The Value Proposition of Bader
So what does Bader need to do to right the ship offensively? Discipline would be a good place to start. Bader has become more aggressive at the plate over the last few years, swinging at more of everything — including pitches outside the zone. As a decent contact hitter, he’s been able to swing freely without ballooning his strikeout rates, but he’s also stopped walking much at all, which hasn’t served his offensive production very well. He’s never had outstanding plate discipline peripherals, but he’s been a much better hitter when he’s swinging at, say, 30% of pitches outside the zone instead of 37%:
It’s not exactly fair to just write off two tumultuous years that featured two midseason trades and five trips to the injured list, but it’s also reasonable to expect something in between 2023 Bader and 2021 Bader at the plate in 2024. One of the three strains that sidelined Bader in 2023 was in his left oblique, a difficult injury when it comes to rotating with enough strength to generate the type of bat speed available to a healthy player. Bader struggled immensely on pitches over the heart of the zone in 2023, generating -12.3 runs of value overall, including -6.8 runs of value on swings. That’s a pretty uncharacteristic data point for Bader, maybe suggesting the oblique was at least partly to blame. From 2017 to 2022, he was worth 2.3 runs per 100 pitches over the heart of the plate, never below zero for a season; in 2023, he was worth -3.0. To make matters worse, he was swinging more than ever:
Bader’s Value on Swings Over the Heart
Batter Run Value
Batter RV / 100
With a healthy 2024 – which, to be fair, is no given – Bader could conceivably regain some of his rotational speed and be able to get the bat around on some of those middle-middle strikes like he had prior to the oblique strain. Bader was worth -7 runs overall at the plate in 2023 – had he been neutral on those swings over the heart of the plate, he would have been just about at zero runs above average overall. And a run-neutral Bader at the plate could provide enough defensive and baserunning value to make for a solid stopgap in what might amount to a bit of a rebuilding season in Queens in 2024. There will be a fair number of outfielders vying for playing time in Port St. Lucie this coming spring, but a healthy Bader should be their guy in center, at least unless and until top prospect Drew Gilbert comes knocking this summer.

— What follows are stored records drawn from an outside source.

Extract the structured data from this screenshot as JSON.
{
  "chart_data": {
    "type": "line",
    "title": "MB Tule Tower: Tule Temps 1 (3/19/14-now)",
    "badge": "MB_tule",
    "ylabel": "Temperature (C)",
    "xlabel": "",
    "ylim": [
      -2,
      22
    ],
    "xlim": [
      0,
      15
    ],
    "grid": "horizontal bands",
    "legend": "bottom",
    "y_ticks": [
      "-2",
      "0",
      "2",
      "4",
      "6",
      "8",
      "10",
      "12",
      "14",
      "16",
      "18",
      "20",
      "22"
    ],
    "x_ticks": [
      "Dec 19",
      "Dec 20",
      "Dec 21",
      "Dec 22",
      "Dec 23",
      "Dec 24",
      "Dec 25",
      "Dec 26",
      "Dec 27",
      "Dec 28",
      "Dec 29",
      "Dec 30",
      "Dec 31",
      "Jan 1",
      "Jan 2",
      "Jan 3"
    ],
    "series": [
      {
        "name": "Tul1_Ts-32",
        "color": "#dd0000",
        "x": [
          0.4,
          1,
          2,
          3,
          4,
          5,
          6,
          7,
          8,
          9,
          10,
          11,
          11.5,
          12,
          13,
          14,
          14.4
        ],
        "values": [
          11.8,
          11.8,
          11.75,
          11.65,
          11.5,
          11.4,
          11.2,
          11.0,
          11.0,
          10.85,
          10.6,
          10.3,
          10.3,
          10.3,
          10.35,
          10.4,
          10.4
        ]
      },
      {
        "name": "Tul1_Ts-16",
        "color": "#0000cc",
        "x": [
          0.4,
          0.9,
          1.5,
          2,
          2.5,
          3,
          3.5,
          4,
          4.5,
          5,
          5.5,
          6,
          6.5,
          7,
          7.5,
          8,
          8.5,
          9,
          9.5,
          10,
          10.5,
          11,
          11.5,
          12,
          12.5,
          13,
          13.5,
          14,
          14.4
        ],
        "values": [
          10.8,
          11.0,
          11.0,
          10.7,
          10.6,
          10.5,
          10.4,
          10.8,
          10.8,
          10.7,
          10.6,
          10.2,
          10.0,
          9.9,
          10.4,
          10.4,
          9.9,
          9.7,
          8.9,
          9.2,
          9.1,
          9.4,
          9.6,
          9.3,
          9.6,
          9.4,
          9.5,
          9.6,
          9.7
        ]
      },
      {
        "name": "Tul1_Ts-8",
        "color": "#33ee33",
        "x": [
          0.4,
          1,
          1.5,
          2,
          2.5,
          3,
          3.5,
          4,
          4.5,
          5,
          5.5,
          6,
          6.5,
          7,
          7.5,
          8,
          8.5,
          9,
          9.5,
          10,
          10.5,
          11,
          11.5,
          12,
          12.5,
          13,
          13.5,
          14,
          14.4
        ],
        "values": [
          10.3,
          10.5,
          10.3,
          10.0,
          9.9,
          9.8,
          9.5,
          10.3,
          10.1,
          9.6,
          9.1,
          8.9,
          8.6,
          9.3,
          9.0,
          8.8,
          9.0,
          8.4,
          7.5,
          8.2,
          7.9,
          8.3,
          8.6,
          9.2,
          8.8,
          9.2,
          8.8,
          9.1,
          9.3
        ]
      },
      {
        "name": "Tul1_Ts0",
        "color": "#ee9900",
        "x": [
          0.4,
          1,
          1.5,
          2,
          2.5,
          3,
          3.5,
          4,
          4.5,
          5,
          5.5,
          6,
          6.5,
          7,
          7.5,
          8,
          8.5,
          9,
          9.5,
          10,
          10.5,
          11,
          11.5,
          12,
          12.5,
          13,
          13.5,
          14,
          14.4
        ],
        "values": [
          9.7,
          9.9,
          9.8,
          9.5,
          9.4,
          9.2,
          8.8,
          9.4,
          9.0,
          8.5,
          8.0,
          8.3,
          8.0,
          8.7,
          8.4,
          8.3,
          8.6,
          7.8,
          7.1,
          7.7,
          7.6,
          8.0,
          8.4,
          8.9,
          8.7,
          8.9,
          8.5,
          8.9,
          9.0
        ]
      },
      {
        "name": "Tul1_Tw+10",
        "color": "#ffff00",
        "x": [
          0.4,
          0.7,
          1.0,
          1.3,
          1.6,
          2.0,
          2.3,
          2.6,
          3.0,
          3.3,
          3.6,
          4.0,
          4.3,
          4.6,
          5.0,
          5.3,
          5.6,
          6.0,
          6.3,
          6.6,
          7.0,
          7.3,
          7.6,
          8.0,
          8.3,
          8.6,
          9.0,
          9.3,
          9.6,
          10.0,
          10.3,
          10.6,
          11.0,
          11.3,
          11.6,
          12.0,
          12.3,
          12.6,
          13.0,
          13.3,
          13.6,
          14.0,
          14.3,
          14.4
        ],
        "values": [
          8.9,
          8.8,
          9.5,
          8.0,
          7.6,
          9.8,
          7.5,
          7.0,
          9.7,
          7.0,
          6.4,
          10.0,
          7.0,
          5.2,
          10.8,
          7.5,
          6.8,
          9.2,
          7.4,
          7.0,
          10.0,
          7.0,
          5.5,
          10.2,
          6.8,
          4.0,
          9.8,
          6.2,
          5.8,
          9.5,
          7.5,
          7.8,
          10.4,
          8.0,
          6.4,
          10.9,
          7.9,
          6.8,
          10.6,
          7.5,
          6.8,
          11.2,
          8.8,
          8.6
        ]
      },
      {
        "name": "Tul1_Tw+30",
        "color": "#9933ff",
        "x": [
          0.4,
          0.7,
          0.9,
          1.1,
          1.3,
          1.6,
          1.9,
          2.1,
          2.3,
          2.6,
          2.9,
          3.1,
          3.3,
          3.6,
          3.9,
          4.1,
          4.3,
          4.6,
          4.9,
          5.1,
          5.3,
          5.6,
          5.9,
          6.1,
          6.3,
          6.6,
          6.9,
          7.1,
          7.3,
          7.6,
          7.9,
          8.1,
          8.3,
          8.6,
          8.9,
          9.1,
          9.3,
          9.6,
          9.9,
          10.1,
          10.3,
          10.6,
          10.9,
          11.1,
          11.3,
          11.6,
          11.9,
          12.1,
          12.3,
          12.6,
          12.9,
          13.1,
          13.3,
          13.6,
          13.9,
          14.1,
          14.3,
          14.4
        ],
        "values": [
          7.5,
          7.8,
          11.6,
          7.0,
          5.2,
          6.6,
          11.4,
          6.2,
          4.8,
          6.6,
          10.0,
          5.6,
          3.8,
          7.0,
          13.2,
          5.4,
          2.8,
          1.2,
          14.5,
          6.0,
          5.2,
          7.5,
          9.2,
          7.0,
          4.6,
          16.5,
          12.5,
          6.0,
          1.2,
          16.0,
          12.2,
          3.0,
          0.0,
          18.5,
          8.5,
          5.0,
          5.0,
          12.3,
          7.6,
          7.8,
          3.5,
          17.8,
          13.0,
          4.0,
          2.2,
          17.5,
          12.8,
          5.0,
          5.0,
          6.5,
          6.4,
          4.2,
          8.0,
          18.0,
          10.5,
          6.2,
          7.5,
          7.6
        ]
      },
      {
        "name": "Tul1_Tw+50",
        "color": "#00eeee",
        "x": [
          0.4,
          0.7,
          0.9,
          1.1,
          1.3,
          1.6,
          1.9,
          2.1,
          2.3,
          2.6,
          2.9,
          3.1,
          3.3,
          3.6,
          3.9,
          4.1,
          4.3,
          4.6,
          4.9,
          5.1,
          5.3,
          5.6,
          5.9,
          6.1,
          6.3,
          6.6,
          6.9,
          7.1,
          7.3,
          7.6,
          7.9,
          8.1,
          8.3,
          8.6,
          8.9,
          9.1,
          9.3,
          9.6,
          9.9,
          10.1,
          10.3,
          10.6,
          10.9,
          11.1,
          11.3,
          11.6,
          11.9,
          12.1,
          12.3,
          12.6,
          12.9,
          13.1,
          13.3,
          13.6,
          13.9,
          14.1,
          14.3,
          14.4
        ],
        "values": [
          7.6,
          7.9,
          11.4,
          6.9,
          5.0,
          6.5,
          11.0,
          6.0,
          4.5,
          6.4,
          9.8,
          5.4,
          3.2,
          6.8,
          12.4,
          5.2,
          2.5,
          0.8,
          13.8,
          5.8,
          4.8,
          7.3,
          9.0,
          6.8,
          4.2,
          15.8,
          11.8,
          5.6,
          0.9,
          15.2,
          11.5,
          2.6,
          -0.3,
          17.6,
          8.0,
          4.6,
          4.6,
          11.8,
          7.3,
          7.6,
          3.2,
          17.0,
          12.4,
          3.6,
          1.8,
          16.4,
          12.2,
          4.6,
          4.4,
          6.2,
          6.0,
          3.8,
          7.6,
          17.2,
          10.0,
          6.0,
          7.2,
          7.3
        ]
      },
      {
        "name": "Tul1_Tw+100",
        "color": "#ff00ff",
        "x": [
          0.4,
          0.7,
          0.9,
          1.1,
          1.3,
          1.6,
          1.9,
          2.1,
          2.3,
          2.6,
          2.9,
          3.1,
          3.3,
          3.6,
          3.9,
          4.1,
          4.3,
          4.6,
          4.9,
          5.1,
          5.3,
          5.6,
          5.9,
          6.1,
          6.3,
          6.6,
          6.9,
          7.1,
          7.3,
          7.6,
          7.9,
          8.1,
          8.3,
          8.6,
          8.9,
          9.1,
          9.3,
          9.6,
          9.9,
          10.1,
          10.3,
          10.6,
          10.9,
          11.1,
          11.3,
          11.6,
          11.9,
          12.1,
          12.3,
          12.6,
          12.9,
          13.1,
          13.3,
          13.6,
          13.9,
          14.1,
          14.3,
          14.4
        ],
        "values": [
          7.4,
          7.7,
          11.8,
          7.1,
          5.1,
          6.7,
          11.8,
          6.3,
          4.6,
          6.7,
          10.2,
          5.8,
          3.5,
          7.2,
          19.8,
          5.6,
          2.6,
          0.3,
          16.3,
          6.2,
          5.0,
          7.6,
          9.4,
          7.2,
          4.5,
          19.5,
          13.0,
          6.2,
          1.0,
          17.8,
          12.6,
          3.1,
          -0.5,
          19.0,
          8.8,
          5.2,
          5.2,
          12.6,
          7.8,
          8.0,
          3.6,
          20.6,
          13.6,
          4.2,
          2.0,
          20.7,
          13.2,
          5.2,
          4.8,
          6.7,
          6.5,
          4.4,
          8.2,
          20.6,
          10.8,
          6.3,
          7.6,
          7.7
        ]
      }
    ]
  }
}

I find myself succumbing to the kind of optimism that sometimes needs tempering when trying to analyze a baseball transaction. Bader is no savior to a Mets team that was profoundly underwhelming in 2023 – none of these measured one-year additions will be. The best bet is that at the end of the day, Bader ends up somewhere between a forgettable short-term Mets tenure and a pleasantly surprising role player, possibly dangled for a third straight midseason trade if the Mets are in position to sell. But $10.5 million is a modest investment for a player who meets a need with a shot at being a little more interesting still.